In den Verwaltungsrat des Neumarkt kam die heute 56-Jährige, als das Theater schon einmal Mittelpunkt politischer Debatten war. Nach der Aktion «Schweiz entköppeln!» 2016 sei im Gemeinderat über die Streichung von Geldern für das Haus gestritten worden, so Nabholz. Sie habe damals für die künstlerische Freiheit votiert – und der Verwaltungsrat sie später angefragt, weil Nabholz für ihn eine Art «Seismograf» für die Befindlichkeiten im Stadtzürcher Parlament sein könne.

Die Kulturfrau und promovierte Literaturwissenschaftlerin ist erst seit einem Jahr Mitglied der Kommission des Präsidialdepartements, dem die Kulturpolitik zugeordnet ist. Nachdem sie 2010 zu den ersten GLP-Mitgliedern gehörte, die in den Gemeinderat einzogen, ging sie in die Hochbau-Kommission und blieb dort 13 Jahre lang. Im städtebaulichen Bereich engagierte sie sich mit dutzenden Vorstössen, von einer Motion für die Abschaffung des Mehrlängenzuschlags in der Bau- und Zonenordnung, um dichter bauen zu können, bis zur Forderung, den Selecta-Automaten, der im Zuge der Sanierungsarbeiten auf dem Römerhof installiert worden war, wieder zu entfernen.

Nach der Wahl 2022 ging Nabholz ins Ratssekretariat, wo sie für die Protokollierung der Ratssitzungen zuständig ist. Es sei ein bewusster Schritt hin zur Aussensicht gewesen, sagt sie. Der Blick von vorne in den Saal erlaube ihr einen neuen und kritischeren Blick auf das Ratsgeschehen.
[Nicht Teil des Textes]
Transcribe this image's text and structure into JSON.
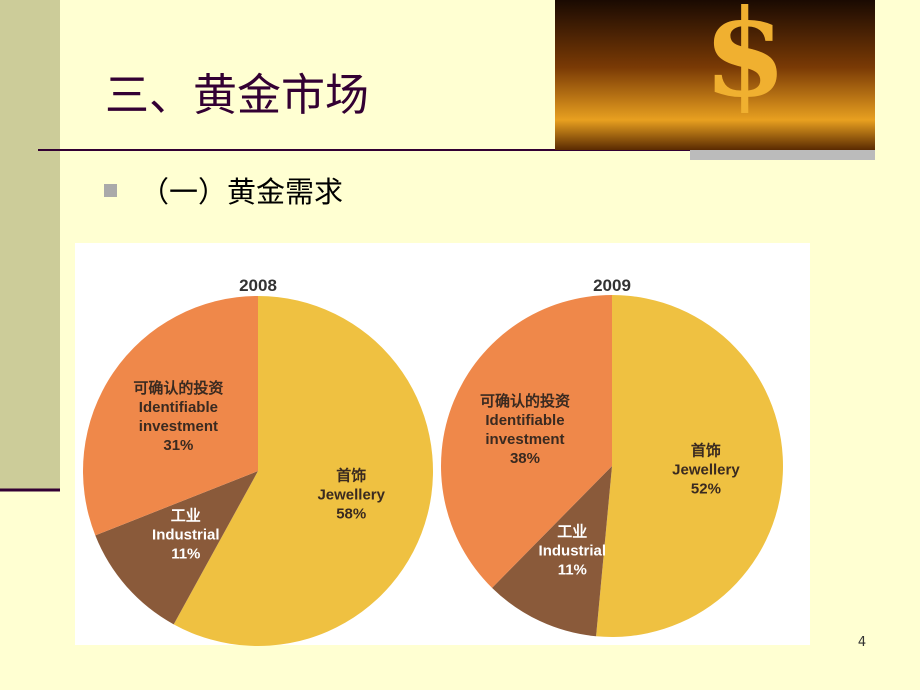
{
  "slide": {
    "title": "三、黄金市场",
    "bullet": "（一）黄金需求",
    "page_number": "4"
  },
  "chart_data": [
    {
      "type": "pie",
      "title": "2008",
      "categories": [
        "Jewellery",
        "Industrial",
        "Identifiable investment"
      ],
      "categories_zh": [
        "首饰",
        "工业",
        "可确认的投资"
      ],
      "values": [
        58,
        11,
        31
      ],
      "value_labels": [
        "58%",
        "11%",
        "31%"
      ],
      "colors": [
        "#efc141",
        "#8a5a3a",
        "#ef884a"
      ]
    },
    {
      "type": "pie",
      "title": "2009",
      "categories": [
        "Jewellery",
        "Industrial",
        "Identifiable investment"
      ],
      "categories_zh": [
        "首饰",
        "工业",
        "可确认的投资"
      ],
      "values": [
        52,
        11,
        38
      ],
      "value_labels": [
        "52%",
        "11%",
        "38%"
      ],
      "colors": [
        "#efc141",
        "#8a5a3a",
        "#ef884a"
      ]
    }
  ]
}
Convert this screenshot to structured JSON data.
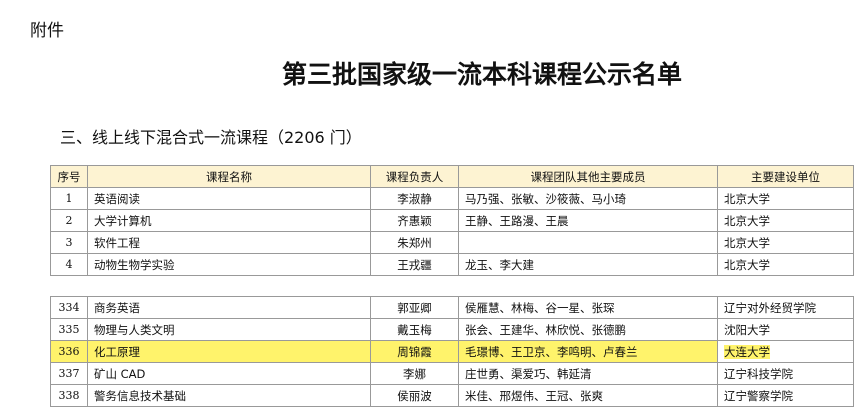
{
  "attachment_label": "附件",
  "title": "第三批国家级一流本科课程公示名单",
  "section": "三、线上线下混合式一流课程（2206 门）",
  "headers": [
    "序号",
    "课程名称",
    "课程负责人",
    "课程团队其他主要成员",
    "主要建设单位"
  ],
  "rows_top": [
    [
      "1",
      "英语阅读",
      "李淑静",
      "马乃强、张敏、沙筱薇、马小琦",
      "北京大学"
    ],
    [
      "2",
      "大学计算机",
      "齐惠颖",
      "王静、王路漫、王晨",
      "北京大学"
    ],
    [
      "3",
      "软件工程",
      "朱郑州",
      "",
      "北京大学"
    ],
    [
      "4",
      "动物生物学实验",
      "王戎疆",
      "龙玉、李大建",
      "北京大学"
    ]
  ],
  "rows_bottom": [
    [
      "334",
      "商务英语",
      "郭亚卿",
      "侯雁慧、林梅、谷一星、张琛",
      "辽宁对外经贸学院"
    ],
    [
      "335",
      "物理与人类文明",
      "戴玉梅",
      "张会、王建华、林欣悦、张德鹏",
      "沈阳大学"
    ],
    [
      "336",
      "化工原理",
      "周锦霞",
      "毛璟博、王卫京、李鸣明、卢春兰",
      "大连大学"
    ],
    [
      "337",
      "矿山 CAD",
      "李娜",
      "庄世勇、渠爱巧、韩延清",
      "辽宁科技学院"
    ],
    [
      "338",
      "警务信息技术基础",
      "侯丽波",
      "米佳、邢煜伟、王冠、张爽",
      "辽宁警察学院"
    ]
  ],
  "highlight_color": "#fff36b",
  "header_color": "#fdf3d2"
}
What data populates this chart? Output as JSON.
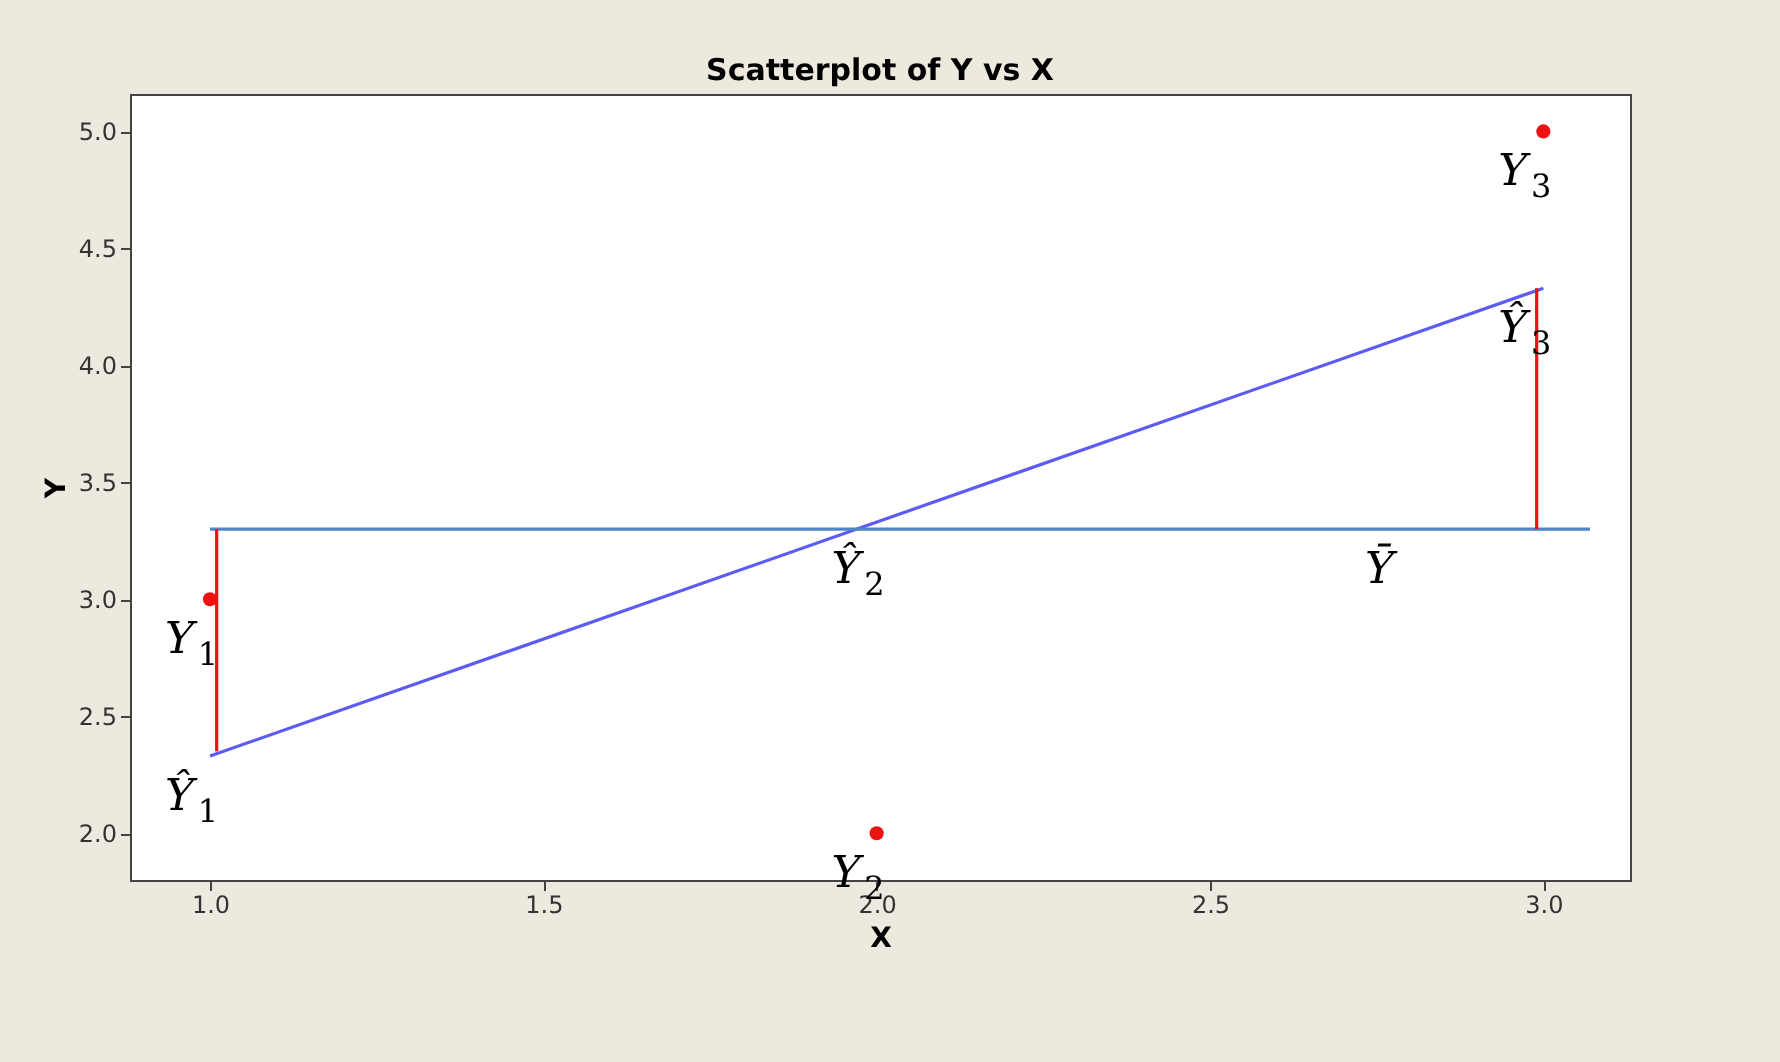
{
  "chart_data": {
    "type": "scatter",
    "title": "Scatterplot of Y vs X",
    "xlabel": "X",
    "ylabel": "Y",
    "xlim": [
      0.88,
      3.13
    ],
    "ylim": [
      1.8,
      5.16
    ],
    "xticks": [
      {
        "value": 1,
        "label": "1.0"
      },
      {
        "value": 1.5,
        "label": "1.5"
      },
      {
        "value": 2,
        "label": "2.0"
      },
      {
        "value": 2.5,
        "label": "2.5"
      },
      {
        "value": 3,
        "label": "3.0"
      }
    ],
    "yticks": [
      {
        "value": 2,
        "label": "2.0"
      },
      {
        "value": 2.5,
        "label": "2.5"
      },
      {
        "value": 3,
        "label": "3.0"
      },
      {
        "value": 3.5,
        "label": "3.5"
      },
      {
        "value": 4,
        "label": "4.0"
      },
      {
        "value": 4.5,
        "label": "4.5"
      },
      {
        "value": 5,
        "label": "5.0"
      }
    ],
    "grid": false,
    "marker": "circle",
    "series": [
      {
        "type": "line",
        "marker": "none",
        "color": "#5c5cf5",
        "x": [
          1,
          3
        ],
        "values": [
          2.33,
          4.33
        ]
      },
      {
        "type": "line",
        "marker": "none",
        "color": "#4f86c6",
        "x": [
          1,
          3.07
        ],
        "values": [
          3.3,
          3.3
        ]
      },
      {
        "type": "line",
        "marker": "none",
        "color": "#ee1111",
        "x": [
          1.01,
          1.01
        ],
        "values": [
          2.35,
          3.3
        ]
      },
      {
        "type": "line",
        "marker": "none",
        "color": "#ee1111",
        "x": [
          2.99,
          2.99
        ],
        "values": [
          3.3,
          4.33
        ]
      },
      {
        "color": "#ee1111",
        "x": [
          1,
          2,
          3
        ],
        "values": [
          3,
          2,
          5
        ]
      }
    ],
    "annotations": [
      {
        "text": "Y$_{1}$",
        "x": 1,
        "y": 3
      },
      {
        "text": "Ŷ$_{1}$",
        "x": 1,
        "y": 2.33
      },
      {
        "text": "Y$_{2}$",
        "x": 2,
        "y": 2
      },
      {
        "text": "Ŷ$_{2}$",
        "x": 2,
        "y": 3.3
      },
      {
        "text": "Ȳ",
        "x": 2.8,
        "y": 3.3
      },
      {
        "text": "Y$_{3}$",
        "x": 3,
        "y": 5
      },
      {
        "text": "Ŷ$_{3}$",
        "x": 3,
        "y": 4.33
      }
    ]
  }
}
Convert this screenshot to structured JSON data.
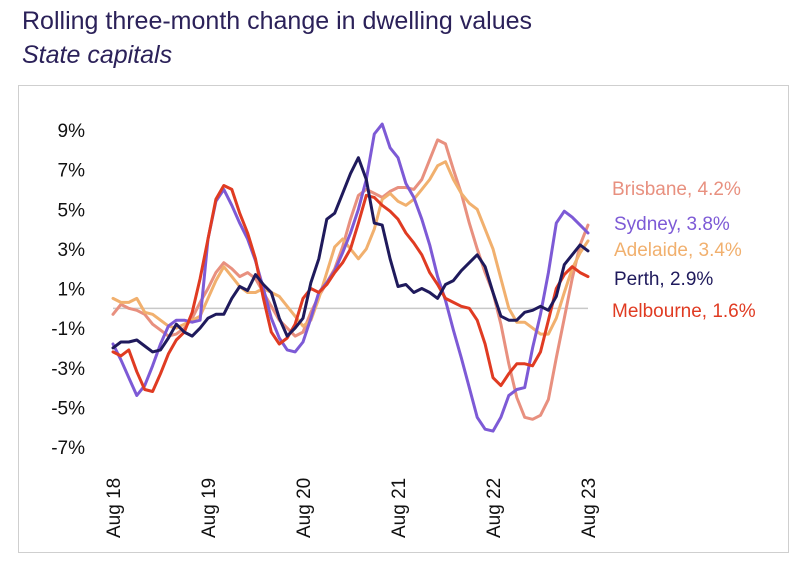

Der nächste Schritt ist für sie der Abschied von der Politik: Bei den nächsten Wahlen 2026 werde sie nicht mehr antreten, erklärt sie.

Warum sind Sie Gemeinderätin geworden?

Ich habe längere Zeit in Frankreich und den USA verbracht und dort festgestellt, dass die Mitwirkungsmöglichkeiten an politischen Entscheiden – vor allem im Vergleich zur Schweiz – eingeschränkt sind. Nach meiner Rückkehr in die Schweiz konnte ich durch mein politisches Engagement das Versäumte gewissermassen nachholen. Der Gemeinderat interessiert mich, weil es der Ort ist, wo wir demokratisch miteinander aushandeln, wie wir zusammen in Zürich leben wollen.

Mit welche:r Ratskolleg:in der politischen Gegenseite würden Sie gerne mal ein Bier trinken gehen?

Angesichts der zunehmend vergifteten Debattenkultur, die dazu führt, dass lieber provoziert als zugehört wird, würde ich mit jeder Gemeinderätin und jedem Gemeinderat, die in der gleichen Kneipe sitzen und Lust auf ein Gespräch haben, ein Bier trinken.

Welches Abstimmungsergebnis hat Sie bisher am meisten geärgert?

Der Entscheid des Gemeinderates, die Gesamtsanierung des Schauspielhauses abzulehnen. Die Pfauenbühne als Baudenkmal und Erinnerungsort zu betrachten, anstatt dem Theater eine – sowohl theaterbetrieblich als auch energetisch – zukunftsfähige Infrastruktur zu ermöglichen, empfinde ich als rückwärtsgewandtes Kulturverständnis. Statt Musealisierung wünsche ich mir eine zukunftsorientierte Kulturpolitik.